BREWING giant Fosters has announced plans to separate its beer and wine interests into two businesses, each with their own stock exchange listings.

Chief executive Ian Johnston said the demerger would depend on a detailed evaluation of the issues costs and benefits to shareholders and was unlikely to take effect until next year.

''We are increasingly seeing the benefits of operationally separating the beer and wine businesses,'' Mr Johnston said in an statement to the Australian Stock Exchange today.

''While the beer and wine businesses are market leaders, they operate in separate market segments with different strategic and operating characteristics.

''Mr Johnston said the potential benefits of a demerger included greater investment choice for shareholders and flexibility for the boards to develop their own strategies.Potential issues include financing costs, corporate cost and one-off implementation costs.

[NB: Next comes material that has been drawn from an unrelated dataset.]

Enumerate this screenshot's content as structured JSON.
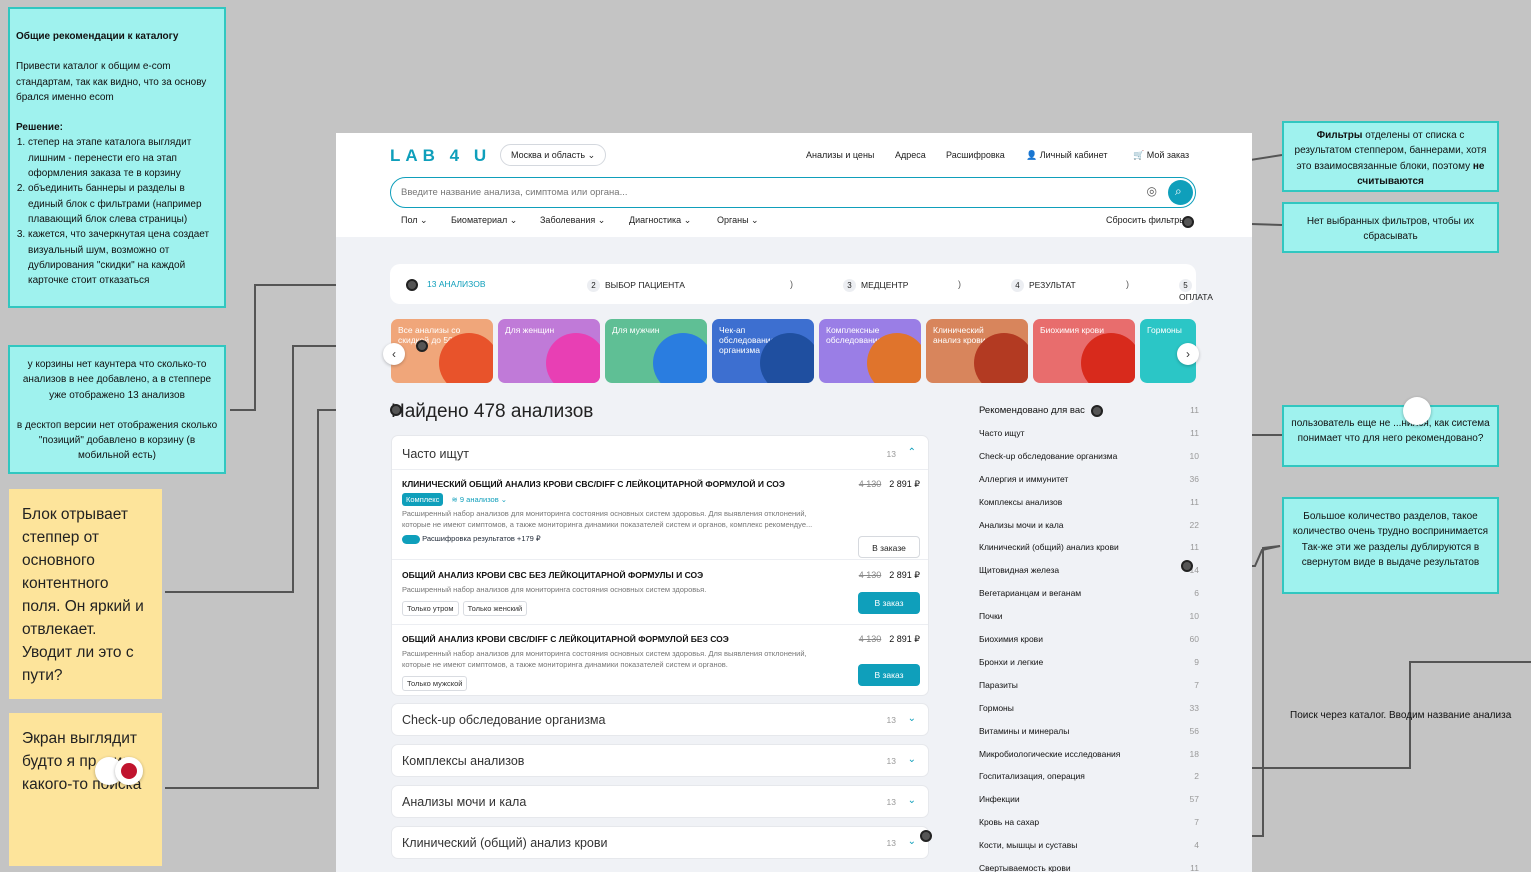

''We will proceed as quickly as possible, but priority will be given to ensuring all relevant matters are carefully and rigorously examined with the intention of continuing to grow our businesses and minimising disruption to our customers, employees, suppliers and other stakeholders,'' he said.

''Foster's wine business is showing signs of growth but continues to be impacted by oversupply in Australia, subdued consumer demand in key international markets and a strong Australian dollar during the 2010 financial year.''

The company expected earnings before interest, tax, self-generating and regenerating assets and significant items of $1.05 billion to $1.08 billion for the year ending June 30.

It said total dividends would be about the same as previous years, but the timing and payment of dividends in the next 12 months would probably change as a result of a non-cash impairment charge of $1.1 billion to $1.3 billion pre-tax on the carrying value of its wine assets in 2009-10.